I hear people talk a great deal about how disconnected they feel from God, and I honestly feel that some of that has to do with how little time we actually spend in His creation. So many of us go from our air conditioned houses, to our air conditioned cars, to our air conditioned offices, and back again. I believe there is something deeply spiritual about simply being in the creation we've been given, and so much of that is lost with our continued hunger for convenience, accommodation, and comfort. How many decisions do we make each day that are based around the notion of creating the most desirable situation or outcome for ourselves?
It's so fascinating the things that I noticed today - things that I had never noticed in the last three years of my normal commute. Nuances and details that had never caught my attention suddenly carried the power to remind me of different times. To carry my soul to a place of rest, where squirt guns and lemonade were a daily routine. When the mysteries of life were enthralling and not merely a problem to be solved.

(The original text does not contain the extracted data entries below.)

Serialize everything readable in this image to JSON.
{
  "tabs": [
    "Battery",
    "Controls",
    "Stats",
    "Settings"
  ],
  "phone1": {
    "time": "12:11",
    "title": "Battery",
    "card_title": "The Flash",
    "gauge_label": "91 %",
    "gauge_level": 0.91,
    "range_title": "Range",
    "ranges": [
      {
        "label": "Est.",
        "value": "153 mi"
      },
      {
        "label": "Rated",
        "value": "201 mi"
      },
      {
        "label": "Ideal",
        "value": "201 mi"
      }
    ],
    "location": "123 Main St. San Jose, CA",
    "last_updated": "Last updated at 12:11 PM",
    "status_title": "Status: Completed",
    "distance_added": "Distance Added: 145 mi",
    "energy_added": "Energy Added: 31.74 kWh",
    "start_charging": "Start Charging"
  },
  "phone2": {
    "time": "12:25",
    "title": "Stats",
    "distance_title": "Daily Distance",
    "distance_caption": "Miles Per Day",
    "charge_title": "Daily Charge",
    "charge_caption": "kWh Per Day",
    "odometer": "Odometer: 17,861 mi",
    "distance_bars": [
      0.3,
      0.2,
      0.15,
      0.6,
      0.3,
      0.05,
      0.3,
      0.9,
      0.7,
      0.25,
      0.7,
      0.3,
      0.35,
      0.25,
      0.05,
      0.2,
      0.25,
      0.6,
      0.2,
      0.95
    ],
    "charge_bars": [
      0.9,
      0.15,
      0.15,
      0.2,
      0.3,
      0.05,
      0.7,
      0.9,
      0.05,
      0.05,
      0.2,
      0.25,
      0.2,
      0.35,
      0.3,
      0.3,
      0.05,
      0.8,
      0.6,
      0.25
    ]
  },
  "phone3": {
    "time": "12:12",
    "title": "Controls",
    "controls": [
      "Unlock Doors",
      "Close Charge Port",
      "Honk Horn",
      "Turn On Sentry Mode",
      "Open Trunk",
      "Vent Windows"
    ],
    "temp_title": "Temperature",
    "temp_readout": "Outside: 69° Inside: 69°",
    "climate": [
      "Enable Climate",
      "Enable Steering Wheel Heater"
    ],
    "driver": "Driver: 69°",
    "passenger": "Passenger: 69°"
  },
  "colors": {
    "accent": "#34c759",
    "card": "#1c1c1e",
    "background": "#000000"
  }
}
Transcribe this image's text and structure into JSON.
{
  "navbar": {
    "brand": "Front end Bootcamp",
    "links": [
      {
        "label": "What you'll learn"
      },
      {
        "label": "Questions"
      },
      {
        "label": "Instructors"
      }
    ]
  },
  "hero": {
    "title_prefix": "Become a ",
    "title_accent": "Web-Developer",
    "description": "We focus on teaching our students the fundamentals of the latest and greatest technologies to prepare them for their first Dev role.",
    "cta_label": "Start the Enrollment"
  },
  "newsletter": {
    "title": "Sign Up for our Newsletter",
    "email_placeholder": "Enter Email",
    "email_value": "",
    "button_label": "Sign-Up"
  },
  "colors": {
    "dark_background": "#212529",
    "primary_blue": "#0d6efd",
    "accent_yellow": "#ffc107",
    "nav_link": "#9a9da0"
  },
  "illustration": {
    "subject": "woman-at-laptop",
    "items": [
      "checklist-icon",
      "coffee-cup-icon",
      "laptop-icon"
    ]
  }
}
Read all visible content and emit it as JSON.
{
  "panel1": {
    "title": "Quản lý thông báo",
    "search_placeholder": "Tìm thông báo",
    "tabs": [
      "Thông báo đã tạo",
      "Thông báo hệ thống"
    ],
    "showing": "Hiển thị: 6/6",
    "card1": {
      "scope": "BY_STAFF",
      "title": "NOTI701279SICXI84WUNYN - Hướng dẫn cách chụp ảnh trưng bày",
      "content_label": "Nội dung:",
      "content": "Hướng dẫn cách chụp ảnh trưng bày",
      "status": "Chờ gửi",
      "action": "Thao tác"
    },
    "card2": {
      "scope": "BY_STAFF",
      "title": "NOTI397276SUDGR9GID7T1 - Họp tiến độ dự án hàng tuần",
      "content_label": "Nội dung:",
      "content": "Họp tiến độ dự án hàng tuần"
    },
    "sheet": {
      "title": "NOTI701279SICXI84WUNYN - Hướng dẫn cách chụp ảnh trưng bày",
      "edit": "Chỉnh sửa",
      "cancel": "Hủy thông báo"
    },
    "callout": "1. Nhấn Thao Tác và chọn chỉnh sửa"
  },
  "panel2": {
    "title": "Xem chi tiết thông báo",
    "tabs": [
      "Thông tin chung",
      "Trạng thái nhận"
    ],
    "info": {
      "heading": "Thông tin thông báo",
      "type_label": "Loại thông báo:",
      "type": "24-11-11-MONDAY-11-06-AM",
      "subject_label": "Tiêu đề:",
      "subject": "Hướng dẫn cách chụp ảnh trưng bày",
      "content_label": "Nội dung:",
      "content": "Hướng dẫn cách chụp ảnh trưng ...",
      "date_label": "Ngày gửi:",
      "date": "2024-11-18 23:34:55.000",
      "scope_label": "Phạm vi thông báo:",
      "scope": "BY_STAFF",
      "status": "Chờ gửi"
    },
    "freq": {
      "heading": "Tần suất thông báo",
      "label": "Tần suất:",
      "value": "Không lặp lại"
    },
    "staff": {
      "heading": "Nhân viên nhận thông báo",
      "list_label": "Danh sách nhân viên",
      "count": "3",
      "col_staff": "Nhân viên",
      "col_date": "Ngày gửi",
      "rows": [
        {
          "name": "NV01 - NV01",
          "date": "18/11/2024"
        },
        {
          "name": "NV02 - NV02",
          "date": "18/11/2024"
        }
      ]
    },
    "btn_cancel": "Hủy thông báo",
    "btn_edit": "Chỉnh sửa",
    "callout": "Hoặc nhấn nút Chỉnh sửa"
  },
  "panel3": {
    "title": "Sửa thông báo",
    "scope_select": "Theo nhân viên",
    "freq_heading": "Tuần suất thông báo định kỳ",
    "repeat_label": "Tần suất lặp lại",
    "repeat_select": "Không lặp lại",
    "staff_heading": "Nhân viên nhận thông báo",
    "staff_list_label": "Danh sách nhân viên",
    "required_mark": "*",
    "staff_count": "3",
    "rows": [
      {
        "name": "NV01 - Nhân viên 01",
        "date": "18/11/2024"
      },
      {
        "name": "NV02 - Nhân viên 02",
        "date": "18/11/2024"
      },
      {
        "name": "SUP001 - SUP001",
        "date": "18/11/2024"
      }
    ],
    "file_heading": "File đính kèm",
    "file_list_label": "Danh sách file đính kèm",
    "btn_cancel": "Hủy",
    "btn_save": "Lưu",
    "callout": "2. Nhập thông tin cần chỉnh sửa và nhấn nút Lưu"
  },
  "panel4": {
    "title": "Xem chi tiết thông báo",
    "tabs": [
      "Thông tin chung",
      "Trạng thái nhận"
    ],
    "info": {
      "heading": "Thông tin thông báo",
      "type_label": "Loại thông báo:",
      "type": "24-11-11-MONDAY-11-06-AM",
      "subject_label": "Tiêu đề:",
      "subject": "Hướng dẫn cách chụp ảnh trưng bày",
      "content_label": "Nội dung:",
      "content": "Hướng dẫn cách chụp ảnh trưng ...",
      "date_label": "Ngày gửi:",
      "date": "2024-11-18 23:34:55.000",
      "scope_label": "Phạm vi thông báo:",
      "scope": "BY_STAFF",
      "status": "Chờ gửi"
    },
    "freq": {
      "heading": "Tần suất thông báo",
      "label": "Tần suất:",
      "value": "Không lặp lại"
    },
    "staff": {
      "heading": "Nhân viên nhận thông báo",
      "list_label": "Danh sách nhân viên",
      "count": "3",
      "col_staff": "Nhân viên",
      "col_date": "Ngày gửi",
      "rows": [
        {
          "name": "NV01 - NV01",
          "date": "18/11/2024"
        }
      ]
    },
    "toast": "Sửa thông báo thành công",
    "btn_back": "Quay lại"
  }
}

It's fascinated what two hours on a bicycle during spring can do.
So I offer a challenge, if I may, and it is simply this: Go ride a bike this week. If you don't have one, go to a thrift store or Craigslist and find a cheap clunker for $20 and treat yourself to a ride around your neighborhood. Breathe in the innocence of springtime and let your mind take notice of the things it forgot that it forgot. You may be surprised at what you find.